In any case, the order is sent out. The station agent at Winston, where Kip Chalmers’ train is parked, sees it and realizes what it means:
He thought of the passengers — the three hundred passengers aboard the Comet… He asked himself whether he could deliver his children to the fate of the children of the unemployed, as he had seen them in the blighted areas, in the settlements around closed factories and along the tracks of discontinued railroads. He saw, in astonished horror, that the choice which he now had to make was between the lives of his children and the lives of the passengers on the Comet. A conflict of this kind had never been possible before. It was by protecting the safety of the passengers that he had earned the security of his children; he had served one by serving the other; there had been no clash of interests, no call for victims.
“I would have fought you, and if I could make my road better than yours, I’d have broken you and not given a damn about what happened to you.”
If that isn’t a clash of interests, nothing is. The political system where there’s truly no conflict of interest is the one that institutes a social safety net to protect the lives and well-being of its citizens, so that losing out in the competitive game of capitalism doesn’t mean starving to death in the street. By contrast, the philosophy of Objectivism is premised on merciless, law-of-the-jungle competition. It demands that in order to safeguard your well-being and the lives of your loved ones, you have to destroy your competitors. It has no pity for the weak, no sympathy for failure, and no concern for anyone except the tiny minority of successful capitalists, who deserve to have all their wants fulfilled.
I realize Rand is using “clash of interest” in her own peculiar, idiosyncratic sense. What she means is that it’s not really in your interest to have something unless you’re “rationally” entitled to have it, and if the market doesn’t give it to you, that means you weren’t rationally entitled to it. If you lose your job and your home because a competitor ruins your business, or if you’re plunged into poverty because of an illness, the fact that this happens means you deserved it.
In other words, the only “interests” Rand considers to be real are the ones that she agrees with. If she doesn’t think you deserve to live, then it’s not in your “interest” to continue living, as far as her philosophy is concerned. That’s why she says there are no clashes of interest in Objectivism: because the only interests whose existence it acknowledges are the interests that flow from a single mind, hers.

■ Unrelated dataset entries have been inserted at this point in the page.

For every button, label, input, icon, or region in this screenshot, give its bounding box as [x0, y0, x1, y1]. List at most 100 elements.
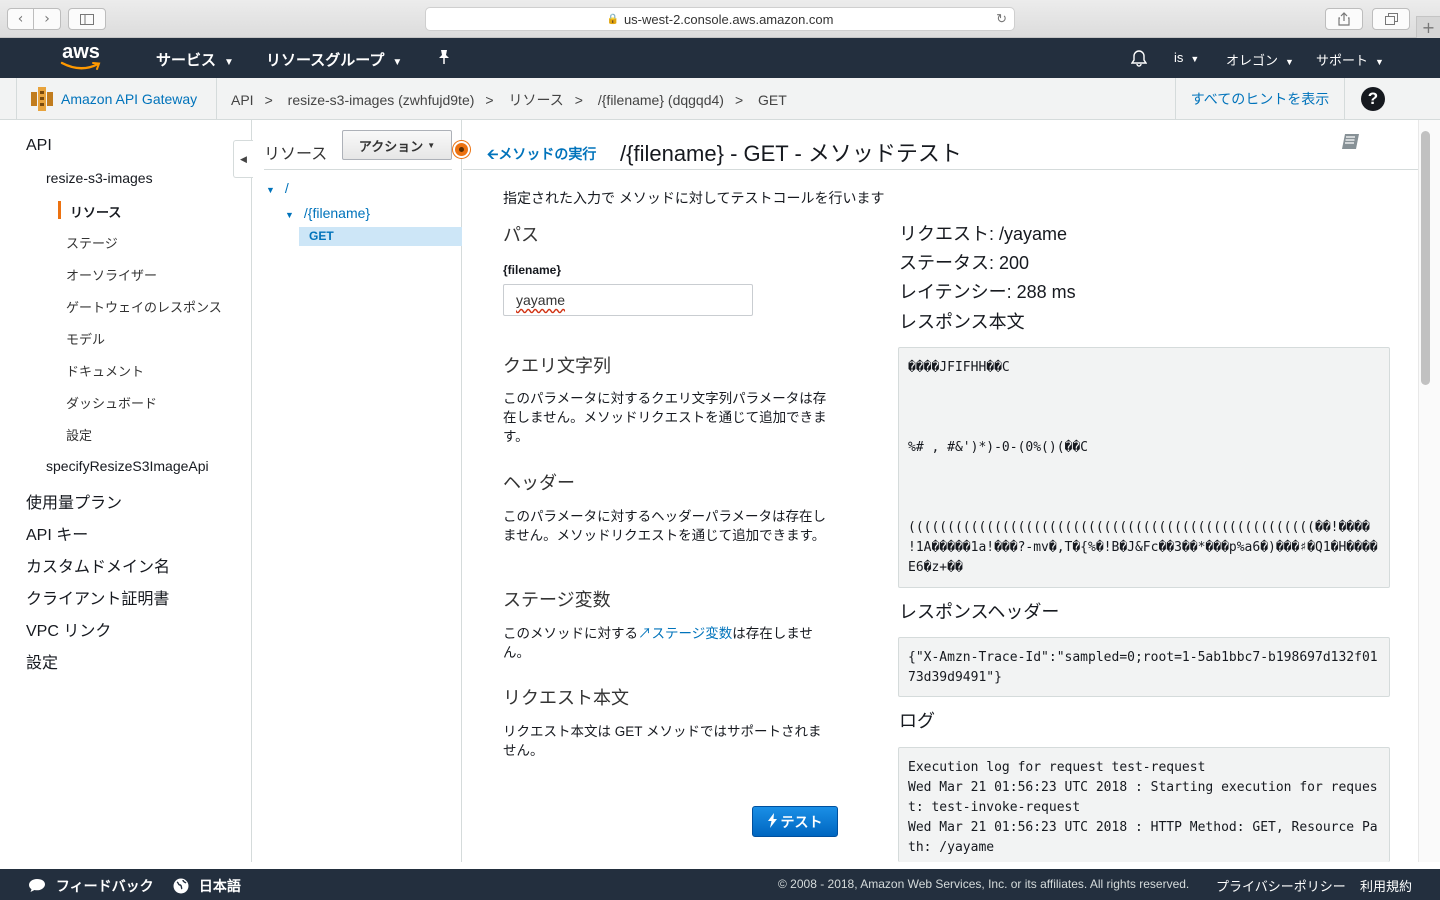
divider [463, 169, 1418, 170]
sidebar-item-vpc-links[interactable]: VPC リンク [26, 617, 111, 641]
stage-variables-text: このメソッドに対する↗ステージ変数は存在しません。 [503, 626, 813, 660]
chevron-down-icon: ▼ [1285, 57, 1294, 67]
external-link-icon: ↗ [638, 626, 652, 641]
test-description: 指定された入力で メソッドに対してテストコールを行います [503, 190, 885, 206]
sidebar-item-gateway-responses[interactable]: ゲートウェイのレスポンス [66, 297, 222, 316]
support-menu[interactable]: サポート ▼ [1316, 50, 1384, 69]
collapse-sidebar-icon[interactable]: ◀ [233, 140, 253, 178]
url-text: us-west-2.console.aws.amazon.com [623, 11, 834, 27]
chevron-down-icon: ▼ [427, 140, 436, 150]
bell-icon[interactable] [1130, 49, 1148, 70]
divider [264, 169, 452, 170]
book-icon[interactable] [1341, 133, 1361, 151]
resource-tree-title: リソース [264, 146, 328, 163]
breadcrumb: API > resize-s3-images (zwhfujd9te) > リソース… [231, 92, 787, 108]
sidebar-item-settings[interactable]: 設定 [66, 425, 92, 444]
page-title: /{filename} - GET - メソッドテスト [620, 141, 962, 166]
filename-input[interactable]: yayame [503, 284, 753, 316]
arrow-left-icon: 🡨 [487, 146, 499, 162]
forward-arrow-icon[interactable]: › [34, 8, 61, 30]
tree-node-get-method[interactable]: GET [299, 227, 462, 246]
tree-node-filename[interactable]: ▼/{filename} [285, 205, 370, 221]
method-execution-link[interactable]: 🡨メソッドの実行 [487, 144, 596, 168]
sidebar-item-custom-domains[interactable]: カスタムドメイン名 [26, 553, 170, 577]
sidebar-toggle-icon[interactable] [68, 8, 106, 30]
chevron-down-icon: ▼ [1190, 54, 1200, 64]
back-arrow-icon[interactable]: ‹ [7, 8, 34, 30]
result-status: ステータス: 200 [899, 253, 1030, 273]
chevron-down-icon: ▼ [392, 57, 403, 68]
headers-heading: ヘッダー [503, 473, 575, 493]
logs-heading: ログ [899, 711, 935, 731]
services-menu[interactable]: サービス ▼ [156, 49, 234, 70]
sidebar-item-models[interactable]: モデル [66, 329, 105, 348]
expand-triangle-icon[interactable]: ▼ [266, 185, 275, 195]
headers-text: このパラメータに対するヘッダーパラメータは存在しません。メソッドリクエストを通じ… [503, 509, 827, 543]
sidebar-item-stages[interactable]: ステージ [66, 233, 118, 252]
service-bar: Amazon API Gateway API > resize-s3-images… [0, 78, 1440, 120]
actions-button[interactable]: アクション ▼ [342, 130, 452, 160]
response-headers-box: {"X-Amzn-Trace-Id":"sampled=0;root=1-5ab… [898, 637, 1390, 697]
share-icon[interactable] [1325, 8, 1363, 30]
feedback-link[interactable]: フィードバック [28, 876, 154, 896]
stage-variables-link[interactable]: ↗ステージ変数 [638, 626, 732, 641]
lightning-icon [767, 812, 777, 831]
result-request: リクエスト: /yayame [899, 224, 1068, 244]
sidebar-item-client-certs[interactable]: クライアント証明書 [26, 585, 169, 609]
resource-groups-menu[interactable]: リソースグループ ▼ [266, 49, 402, 70]
sidebar-item-documentation[interactable]: ドキュメント [66, 361, 144, 380]
lock-icon: 🔒 [606, 13, 619, 25]
pin-icon[interactable] [437, 49, 451, 69]
response-body-heading: レスポンス本文 [899, 312, 1025, 332]
response-headers-heading: レスポンスヘッダー [899, 602, 1060, 622]
api-gateway-icon [31, 87, 53, 111]
help-icon[interactable]: ? [1361, 87, 1385, 111]
browser-toolbar: ‹ › 🔒 us-west-2.console.aws.amazon.com ↻… [0, 0, 1440, 38]
sidebar-item-resources[interactable]: リソース [70, 202, 121, 221]
service-home-link[interactable]: Amazon API Gateway [16, 78, 217, 120]
language-selector[interactable]: 日本語 [173, 876, 241, 896]
active-indicator [58, 201, 61, 219]
speech-bubble-icon [28, 878, 56, 894]
breadcrumb-item-resources[interactable]: リソース [508, 92, 563, 108]
privacy-policy-link[interactable]: プライバシーポリシー [1216, 876, 1346, 895]
expand-triangle-icon[interactable]: ▼ [285, 210, 294, 220]
sidebar-item-other-api[interactable]: specifyResizeS3ImageApi [46, 458, 209, 474]
breadcrumb-item-api[interactable]: API [231, 92, 254, 108]
address-bar[interactable]: 🔒 us-west-2.console.aws.amazon.com ↻ [425, 7, 1015, 31]
aws-top-nav: aws サービス ▼ リソースグループ ▼ is ▼ オレゴン ▼ サポート ▼ [0, 38, 1440, 78]
logs-box: Execution log for request test-request W… [898, 747, 1390, 862]
breadcrumb-item-method: GET [758, 92, 787, 108]
new-tab-icon[interactable]: + [1416, 16, 1440, 38]
breadcrumb-item-resource[interactable]: /{filename} (dqgqd4) [598, 92, 724, 108]
scrollbar-thumb[interactable] [1421, 131, 1430, 385]
chevron-down-icon: ▼ [224, 57, 234, 68]
left-sidebar: API resize-s3-images リソース ステージ オーソライザー ゲ… [0, 120, 253, 862]
stage-variables-heading: ステージ変数 [503, 590, 611, 610]
tabs-overview-icon[interactable] [1372, 8, 1410, 30]
show-hints-link[interactable]: すべてのヒントを表示 [1175, 78, 1345, 120]
sidebar-item-usage-plans[interactable]: 使用量プラン [26, 489, 122, 513]
history-nav: ‹ › [7, 8, 61, 30]
account-menu[interactable]: is ▼ [1174, 50, 1199, 65]
aws-logo[interactable]: aws [58, 41, 104, 75]
tree-node-root[interactable]: ▼ / [266, 180, 289, 196]
path-heading: パス [503, 225, 539, 245]
sidebar-item-authorizers[interactable]: オーソライザー [66, 265, 157, 284]
sidebar-item-api-keys[interactable]: API キー [26, 521, 88, 545]
sidebar-item-dashboard[interactable]: ダッシュボード [66, 393, 157, 412]
terms-link[interactable]: 利用規約 [1360, 876, 1412, 895]
response-body-box: ����JFIFHH��C %# , #&')*)-0-(0%()(��C ((… [898, 347, 1390, 588]
breadcrumb-item-api-name[interactable]: resize-s3-images (zwhfujd9te) [288, 92, 475, 108]
sidebar-item-global-settings[interactable]: 設定 [26, 649, 58, 673]
sidebar-item-api-name[interactable]: resize-s3-images [46, 170, 153, 186]
resource-tree-panel: リソース アクション ▼ ▼ / ▼/{filename} GET [253, 120, 470, 862]
method-test-panel: 🡨メソッドの実行 /{filename} - GET - メソッドテスト 指定さ… [463, 120, 1418, 862]
sidebar-item-api[interactable]: API [26, 137, 52, 155]
region-menu[interactable]: オレゴン ▼ [1226, 50, 1294, 69]
footer: フィードバック 日本語 © 2008 - 2018, Amazon Web Se… [0, 869, 1440, 900]
reload-icon[interactable]: ↻ [996, 11, 1007, 27]
request-body-heading: リクエスト本文 [503, 688, 629, 708]
copyright-text: © 2008 - 2018, Amazon Web Services, Inc.… [778, 877, 1190, 891]
test-button[interactable]: テスト [752, 806, 838, 837]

There had been a time when he had been required to do his best and rewarded accordingly. Now, he could expect nothing but punishment, if he tried to follow his conscience. There had been a time when he had been expected to think. Now, they did not want him to think, only to obey. They did not want him to have a conscience any longer.
Rand’s regard for “conscience” is highly selective. When Dagny’s train was stopped at a red light and the crew thought it was too dangerous to proceed, she didn’t reward them for following their consciences, she yelled at them until they obeyed her. And don’t forget, Rand also thinks conscience should be thrown on the trash heap if it tempts you to feel pity for lesser mortals.
The coal-burning engine is duly procured and the train starts up again, heading for the Taggart Tunnel:
“See?” said Kip Chalmers triumphantly to Lester Tuck, as the wheels under their feet shuddered forward. “Fear is the only practical means to deal with people.”